Yes, there have been women’s Tours de France in the past, but they took place with little or no coverage and in an age where social media did not exist. The hype and excitement that is building around this iteration is justified insofar as the pre-race excitement can be built upon by live TV broadcasting and widespread coverage.
There’s no such thing as being too enthusiastic for the Tour de France Femmes.
The unexpected
The truth is that predicting anything about the Tour de France Femmes is almost impossible. There is no saying exactly how things will play out, what the reception will be, or how the stages will be raced.
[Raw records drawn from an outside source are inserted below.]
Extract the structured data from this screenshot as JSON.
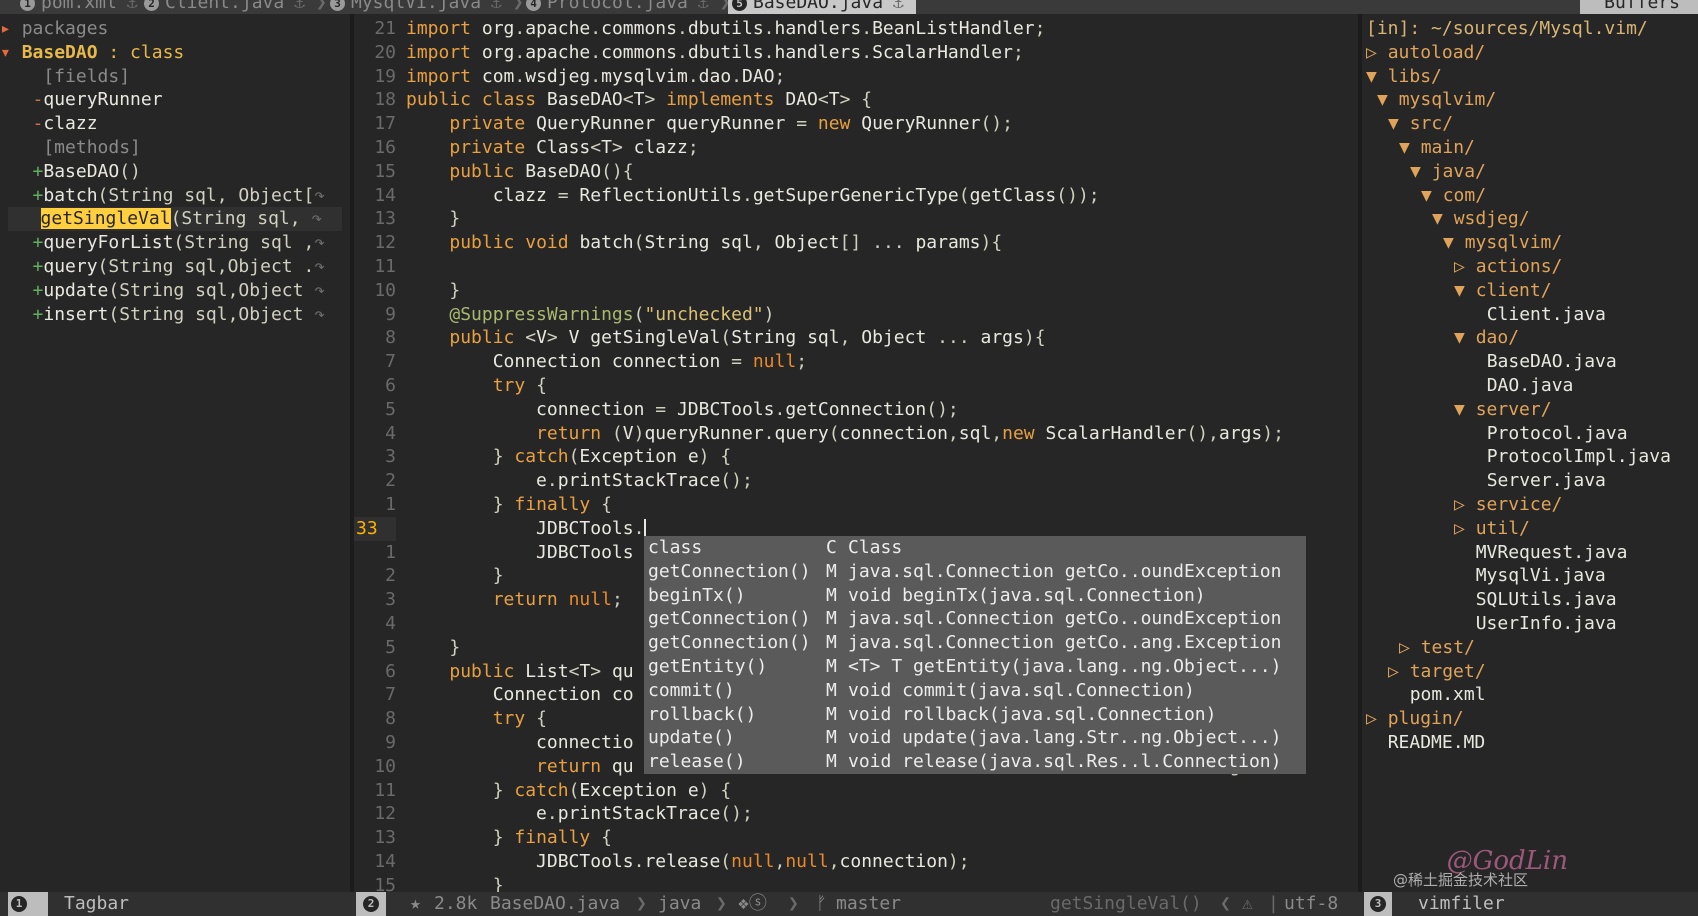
{
  "tabs": [
    {
      "num": "1",
      "label": "pom.xml"
    },
    {
      "num": "2",
      "label": "Client.java"
    },
    {
      "num": "3",
      "label": "MysqlVi.java"
    },
    {
      "num": "4",
      "label": "Protocol.java"
    },
    {
      "num": "5",
      "label": "BaseDAO.java",
      "active": true
    }
  ],
  "buffers_label": "Buffers",
  "tagbar": {
    "packages": "packages",
    "class_name": "BaseDAO",
    "class_kind": " : class",
    "fields_label": "[fields]",
    "fields": [
      "queryRunner",
      "clazz"
    ],
    "methods_label": "[methods]",
    "methods": [
      {
        "name": "BaseDAO",
        "sig": "()"
      },
      {
        "name": "batch",
        "sig": "(String sql, Object["
      },
      {
        "name": "getSingleVal",
        "sig": "(String sql, "
      },
      {
        "name": "queryForList",
        "sig": "(String sql ,"
      },
      {
        "name": "query",
        "sig": "(String sql,Object ."
      },
      {
        "name": "update",
        "sig": "(String sql,Object "
      },
      {
        "name": "insert",
        "sig": "(String sql,Object "
      }
    ]
  },
  "editor": {
    "lines": [
      {
        "n": "21",
        "code": "import org.apache.commons.dbutils.handlers.BeanListHandler;"
      },
      {
        "n": "20",
        "code": "import org.apache.commons.dbutils.handlers.ScalarHandler;"
      },
      {
        "n": "19",
        "code": "import com.wsdjeg.mysqlvim.dao.DAO;"
      },
      {
        "n": "18",
        "code": "public class BaseDAO<T> implements DAO<T> {"
      },
      {
        "n": "17",
        "code": "    private QueryRunner queryRunner = new QueryRunner();"
      },
      {
        "n": "16",
        "code": "    private Class<T> clazz;"
      },
      {
        "n": "15",
        "code": "    public BaseDAO(){"
      },
      {
        "n": "14",
        "code": "        clazz = ReflectionUtils.getSuperGenericType(getClass());"
      },
      {
        "n": "13",
        "code": "    }"
      },
      {
        "n": "12",
        "code": "    public void batch(String sql, Object[] ... params){"
      },
      {
        "n": "11",
        "code": ""
      },
      {
        "n": "10",
        "code": "    }"
      },
      {
        "n": "9",
        "code": "    @SuppressWarnings(\"unchecked\")"
      },
      {
        "n": "8",
        "code": "    public <V> V getSingleVal(String sql, Object ... args){"
      },
      {
        "n": "7",
        "code": "        Connection connection = null;"
      },
      {
        "n": "6",
        "code": "        try {"
      },
      {
        "n": "5",
        "code": "            connection = JDBCTools.getConnection();"
      },
      {
        "n": "4",
        "code": "            return (V)queryRunner.query(connection,sql,new ScalarHandler(),args);"
      },
      {
        "n": "3",
        "code": "        } catch(Exception e) {"
      },
      {
        "n": "2",
        "code": "            e.printStackTrace();"
      },
      {
        "n": "1",
        "code": "        } finally {"
      },
      {
        "n": "33",
        "code": "            JDBCTools.",
        "current": true
      },
      {
        "n": "1",
        "code": "            JDBCTools"
      },
      {
        "n": "2",
        "code": "        }"
      },
      {
        "n": "3",
        "code": "        return null;"
      },
      {
        "n": "4",
        "code": ""
      },
      {
        "n": "5",
        "code": "    }"
      },
      {
        "n": "6",
        "code": "    public List<T> qu"
      },
      {
        "n": "7",
        "code": "        Connection co"
      },
      {
        "n": "8",
        "code": "        try {"
      },
      {
        "n": "9",
        "code": "            connectio"
      },
      {
        "n": "10",
        "code": "            return qu",
        "tail": "arg"
      },
      {
        "n": "11",
        "code": "        } catch(Exception e) {"
      },
      {
        "n": "12",
        "code": "            e.printStackTrace();"
      },
      {
        "n": "13",
        "code": "        } finally {"
      },
      {
        "n": "14",
        "code": "            JDBCTools.release(null,null,connection);"
      },
      {
        "n": "15",
        "code": "        }"
      }
    ]
  },
  "completion": [
    {
      "word": "class",
      "kind": "C",
      "menu": "Class"
    },
    {
      "word": "getConnection()",
      "kind": "M",
      "menu": "java.sql.Connection getCo..oundException"
    },
    {
      "word": "beginTx()",
      "kind": "M",
      "menu": "void beginTx(java.sql.Connection)"
    },
    {
      "word": "getConnection()",
      "kind": "M",
      "menu": "java.sql.Connection getCo..oundException"
    },
    {
      "word": "getConnection()",
      "kind": "M",
      "menu": "java.sql.Connection getCo..ang.Exception"
    },
    {
      "word": "getEntity()",
      "kind": "M",
      "menu": "<T> T getEntity(java.lang..ng.Object...)"
    },
    {
      "word": "commit()",
      "kind": "M",
      "menu": "void commit(java.sql.Connection)"
    },
    {
      "word": "rollback()",
      "kind": "M",
      "menu": "void rollback(java.sql.Connection)"
    },
    {
      "word": "update()",
      "kind": "M",
      "menu": "void update(java.lang.Str..ng.Object...)"
    },
    {
      "word": "release()",
      "kind": "M",
      "menu": "void release(java.sql.Res..l.Connection)"
    }
  ],
  "filer": {
    "header": "[in]: ~/sources/Mysql.vim/",
    "items": [
      {
        "depth": 0,
        "arrow": "▷",
        "name": "autoload/",
        "dir": true
      },
      {
        "depth": 0,
        "arrow": "▼",
        "name": "libs/",
        "dir": true
      },
      {
        "depth": 1,
        "arrow": "▼",
        "name": "mysqlvim/",
        "dir": true
      },
      {
        "depth": 2,
        "arrow": "▼",
        "name": "src/",
        "dir": true
      },
      {
        "depth": 3,
        "arrow": "▼",
        "name": "main/",
        "dir": true
      },
      {
        "depth": 4,
        "arrow": "▼",
        "name": "java/",
        "dir": true
      },
      {
        "depth": 5,
        "arrow": "▼",
        "name": "com/",
        "dir": true
      },
      {
        "depth": 6,
        "arrow": "▼",
        "name": "wsdjeg/",
        "dir": true
      },
      {
        "depth": 7,
        "arrow": "▼",
        "name": "mysqlvim/",
        "dir": true
      },
      {
        "depth": 8,
        "arrow": "▷",
        "name": "actions/",
        "dir": true
      },
      {
        "depth": 8,
        "arrow": "▼",
        "name": "client/",
        "dir": true
      },
      {
        "depth": 9,
        "arrow": "",
        "name": "Client.java",
        "dir": false
      },
      {
        "depth": 8,
        "arrow": "▼",
        "name": "dao/",
        "dir": true
      },
      {
        "depth": 9,
        "arrow": "",
        "name": "BaseDAO.java",
        "dir": false
      },
      {
        "depth": 9,
        "arrow": "",
        "name": "DAO.java",
        "dir": false
      },
      {
        "depth": 8,
        "arrow": "▼",
        "name": "server/",
        "dir": true
      },
      {
        "depth": 9,
        "arrow": "",
        "name": "Protocol.java",
        "dir": false
      },
      {
        "depth": 9,
        "arrow": "",
        "name": "ProtocolImpl.java",
        "dir": false
      },
      {
        "depth": 9,
        "arrow": "",
        "name": "Server.java",
        "dir": false
      },
      {
        "depth": 8,
        "arrow": "▷",
        "name": "service/",
        "dir": true
      },
      {
        "depth": 8,
        "arrow": "▷",
        "name": "util/",
        "dir": true
      },
      {
        "depth": 8,
        "arrow": "",
        "name": "MVRequest.java",
        "dir": false
      },
      {
        "depth": 8,
        "arrow": "",
        "name": "MysqlVi.java",
        "dir": false
      },
      {
        "depth": 8,
        "arrow": "",
        "name": "SQLUtils.java",
        "dir": false
      },
      {
        "depth": 8,
        "arrow": "",
        "name": "UserInfo.java",
        "dir": false
      },
      {
        "depth": 3,
        "arrow": "▷",
        "name": "test/",
        "dir": true
      },
      {
        "depth": 2,
        "arrow": "▷",
        "name": "target/",
        "dir": true
      },
      {
        "depth": 2,
        "arrow": "",
        "name": "pom.xml",
        "dir": false
      },
      {
        "depth": 0,
        "arrow": "▷",
        "name": "plugin/",
        "dir": true
      },
      {
        "depth": 0,
        "arrow": "",
        "name": "README.MD",
        "dir": false
      }
    ]
  },
  "statusbar": {
    "left_num": "1",
    "left_label": "Tagbar",
    "mid_num": "2",
    "mid_star": "★",
    "mid_size": "2.8k",
    "mid_file": "BaseDAO.java",
    "filetype": "java",
    "symbols": "❖ⓢ",
    "branch_icon": "ᚠ",
    "branch": "master",
    "func": "getSingleVal()",
    "warn_icon": "⚠",
    "encoding": "utf-8",
    "right_num": "3",
    "right_label": "vimfiler"
  },
  "watermark": "@GodLin",
  "watermark_sub": "@稀土掘金技术社区"
}
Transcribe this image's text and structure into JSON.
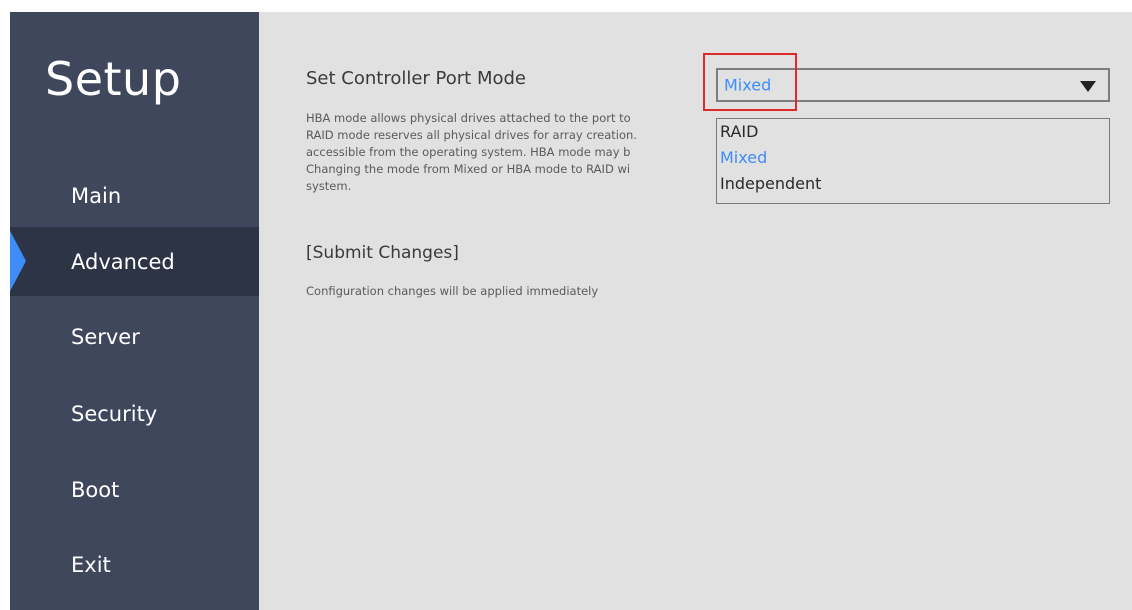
{
  "sidebar": {
    "title": "Setup",
    "items": [
      {
        "label": "Main"
      },
      {
        "label": "Advanced"
      },
      {
        "label": "Server"
      },
      {
        "label": "Security"
      },
      {
        "label": "Boot"
      },
      {
        "label": "Exit"
      }
    ],
    "selected": "Advanced"
  },
  "main": {
    "setting_title": "Set Controller Port Mode",
    "help_text": "HBA mode allows physical drives attached to the port to\nRAID mode reserves all physical drives for array creation.\naccessible from the operating system. HBA mode may b\nChanging the mode from Mixed or HBA mode to RAID wi\nsystem.",
    "submit_label": "[Submit Changes]",
    "submit_note": "Configuration changes will be applied immediately"
  },
  "dropdown": {
    "selected_value": "Mixed",
    "options": [
      {
        "label": "RAID"
      },
      {
        "label": "Mixed"
      },
      {
        "label": "Independent"
      }
    ],
    "arrow_icon": "triangle-down-icon"
  },
  "colors": {
    "sidebar_bg": "#3e475c",
    "sidebar_selected_bg": "#2d3446",
    "accent": "#3e8cf7",
    "content_bg": "#e1e1e1",
    "highlight": "#e02a2a"
  }
}
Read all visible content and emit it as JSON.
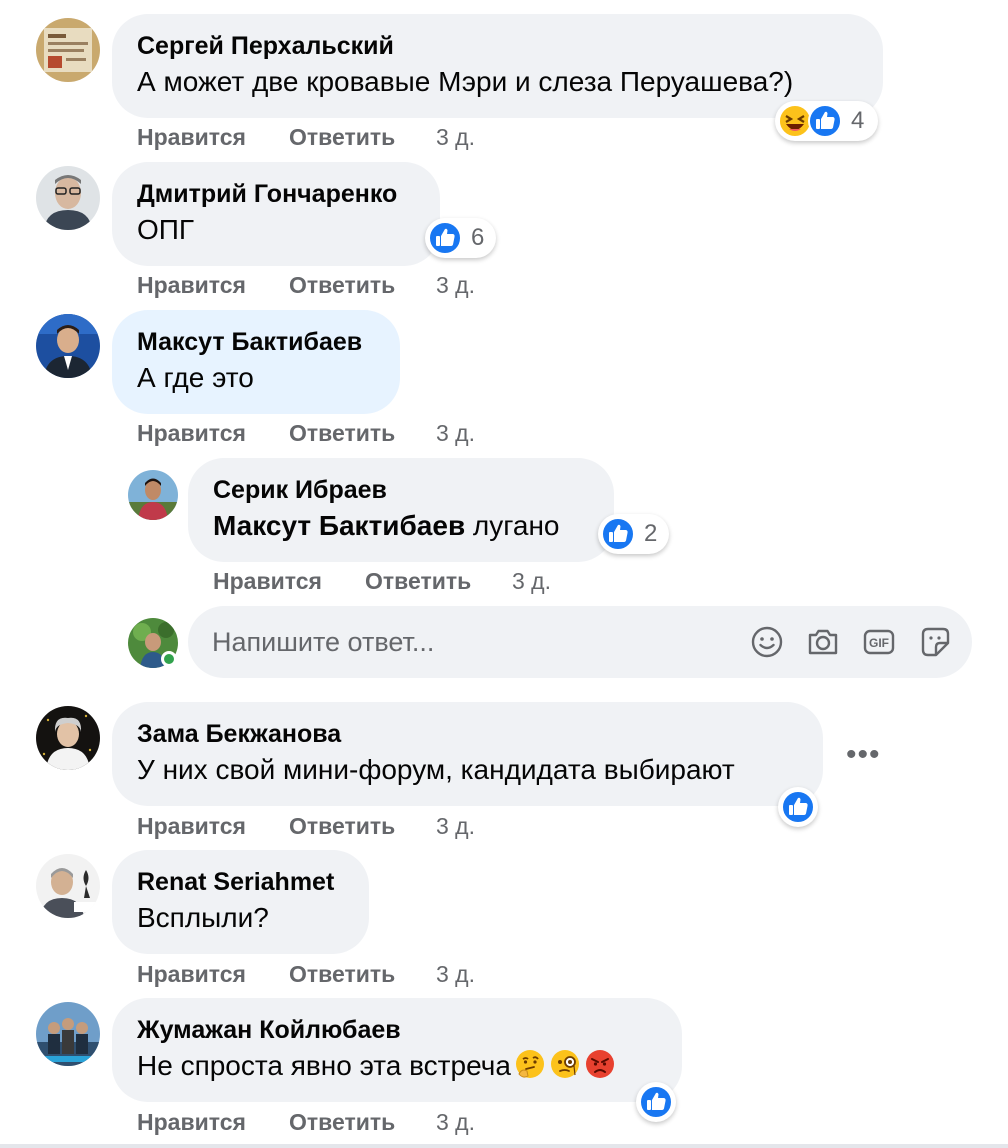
{
  "comments": [
    {
      "author": "Сергей Перхальский",
      "text": "А может две кровавые Мэри и слеза Перуашева?)",
      "like_label": "Нравится",
      "reply_label": "Ответить",
      "time": "3 д.",
      "reactions": [
        "laugh",
        "like"
      ],
      "reaction_count": "4"
    },
    {
      "author": "Дмитрий Гончаренко",
      "text": "ОПГ",
      "like_label": "Нравится",
      "reply_label": "Ответить",
      "time": "3 д.",
      "reactions": [
        "like"
      ],
      "reaction_count": "6"
    },
    {
      "author": "Максут Бактибаев",
      "text": "А где это",
      "like_label": "Нравится",
      "reply_label": "Ответить",
      "time": "3 д.",
      "highlighted": true,
      "replies": [
        {
          "author": "Серик Ибраев",
          "mention": "Максут Бактибаев",
          "text": " лугано",
          "like_label": "Нравится",
          "reply_label": "Ответить",
          "time": "3 д.",
          "reactions": [
            "like"
          ],
          "reaction_count": "2"
        }
      ]
    },
    {
      "author": "Зама Бекжанова",
      "text": "У них свой мини-форум, кандидата выбирают",
      "like_label": "Нравится",
      "reply_label": "Ответить",
      "time": "3 д.",
      "reactions": [
        "like"
      ],
      "more_label": "•••"
    },
    {
      "author": "Renat Seriahmet",
      "text": "Всплыли?",
      "like_label": "Нравится",
      "reply_label": "Ответить",
      "time": "3 д."
    },
    {
      "author": "Жумажан Койлюбаев",
      "text": "Не спроста явно эта встреча",
      "text_emojis": [
        "thinking-face",
        "face-with-monocle",
        "angry-face"
      ],
      "like_label": "Нравится",
      "reply_label": "Ответить",
      "time": "3 д.",
      "reactions": [
        "like"
      ]
    }
  ],
  "reply_input": {
    "placeholder": "Напишите ответ...",
    "tools": [
      "smiley-icon",
      "camera-icon",
      "gif-icon",
      "sticker-icon"
    ],
    "gif_label": "GIF"
  },
  "colors": {
    "bubble": "#f0f2f5",
    "bubble_highlight": "#e7f3ff",
    "secondary_text": "#65676b",
    "like_blue": "#1877f2",
    "online_green": "#31a24c"
  }
}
In many ways, the element of the unknown makes the race an even more exciting prospect.
That this is the first edition of this modern iteration of a women’s Tour de France means that there will be a lot of pressure on the race and the peloton to impress a global audience who will be tuning in to see what the fuss is about. Women’s racing always delivers, but Rome wasn’t build in a day and regardless of whether this is the most thrilling race we see all year or not, the fact of it is exciting enough.
*While this race will be widely referred to as the ‘first’ Tour de France for women, it is, in fact, the most recent of a number of iterations of a women’s race that have gone before it.